Defendant established that the denial of plaintiff's request to be awarded a post that freed her from weekend work in order to observe her Sabbath did not constitute a refusal to make a reasonable accommodation for plaintiff's religious belief (see Administrative Code of City of NY § 8—107). The record amply supports that defendant afforded plaintiff liberal opportunities to switch shifts with other employees so that plaintiff could avoid working on the Sabbath. Defendant not only made efforts to locate positions that would meet plaintiff needs, but offered her available temporary assignment for other employees who were out (see Chavis v Wal-Mart StoresInc. 265 F Supp 3d 391, 400 [SD NY 2017]). At the time of her request, there was no position available that plaintiff desired and which did not conflict with defendant's seniority rules. In any event, an employer is not obligated to provide an employee with an accommodation that the employee requests or prefers (see Silver v City of N.Y. Dept of Homeless Servs., 115 AD3d 485, 485-486 [1st Dept 2014]).

Moreover, under the circumstances presented, plaintiff has failed to meet her prima facie burden of discrimination based on her religion under the McDonnell Douglas test and the somewhat more flexible "mixed-motive" framework (see Melman v Montefiore Med. Ctr., 98 AD3d 107, 113 [1st Dept 2012]; Bennett v Health Mgt.

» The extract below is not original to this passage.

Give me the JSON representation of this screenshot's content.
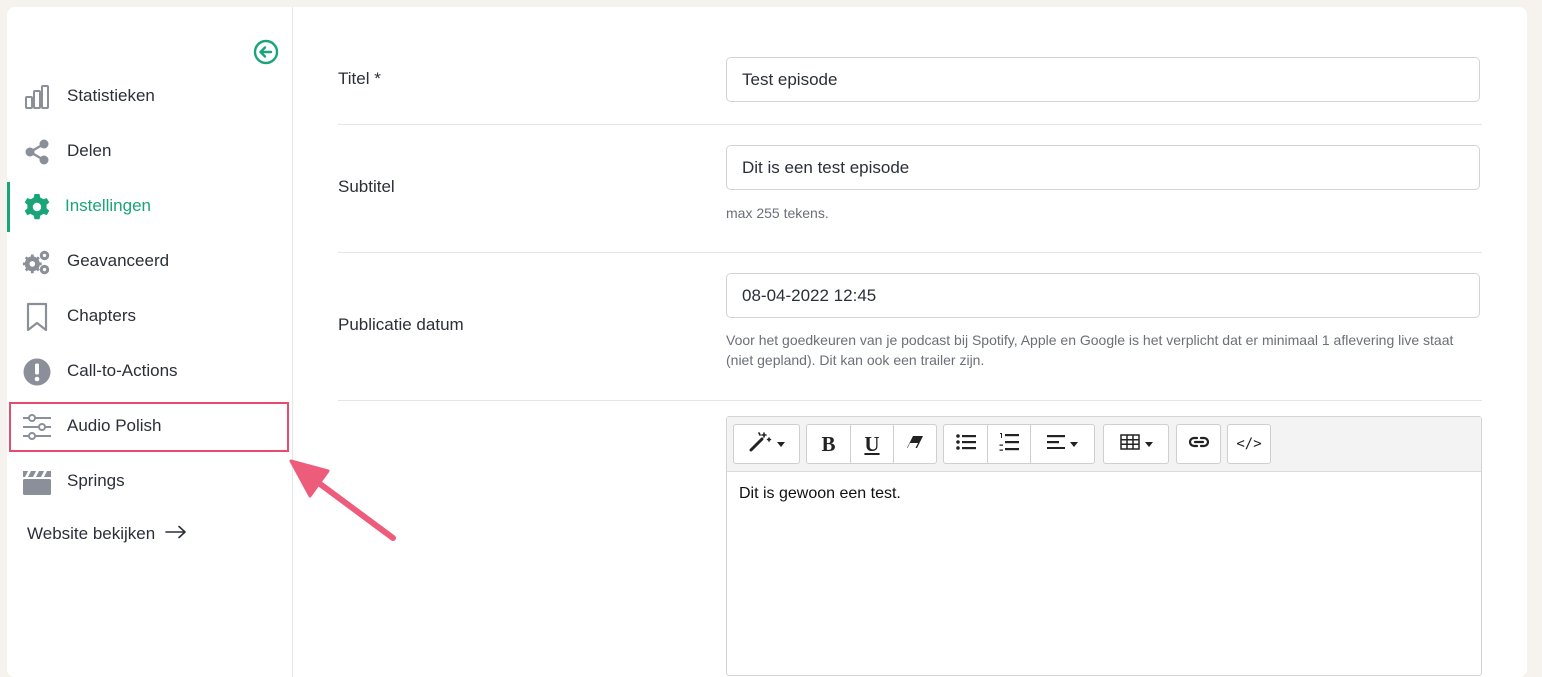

Sys., Inc., 92 AD3d 29, 41 [1st Dept 2011], lv denied 18 NY3d 811 [2012]). Plaintiff was offered numerous opportunities to manage time off for the Sabbath, and the only adverse actions occurred when plaintiff failed to obtain coverage or employ other methods of excused absences and received AWOL designations as a result.

Plaintiff's failure to oppose the parts of defendant's motion seeking dismissal of the retaliation, aiding and abetting, and employer liability claims "constituted anabandonment of the claim[s]" (Ng v NYU Langone Med. Ctr., 157 AD3d 549, 550 [1st Dept 2018]).

We have considered plaintiff's remaining arguments and find them unavailing.

THIS CONSTITUTES THE DECISION AND ORDER OF THE SUPREME COURT, APPELLATE DIVISION, FIRST DEPARTMENT.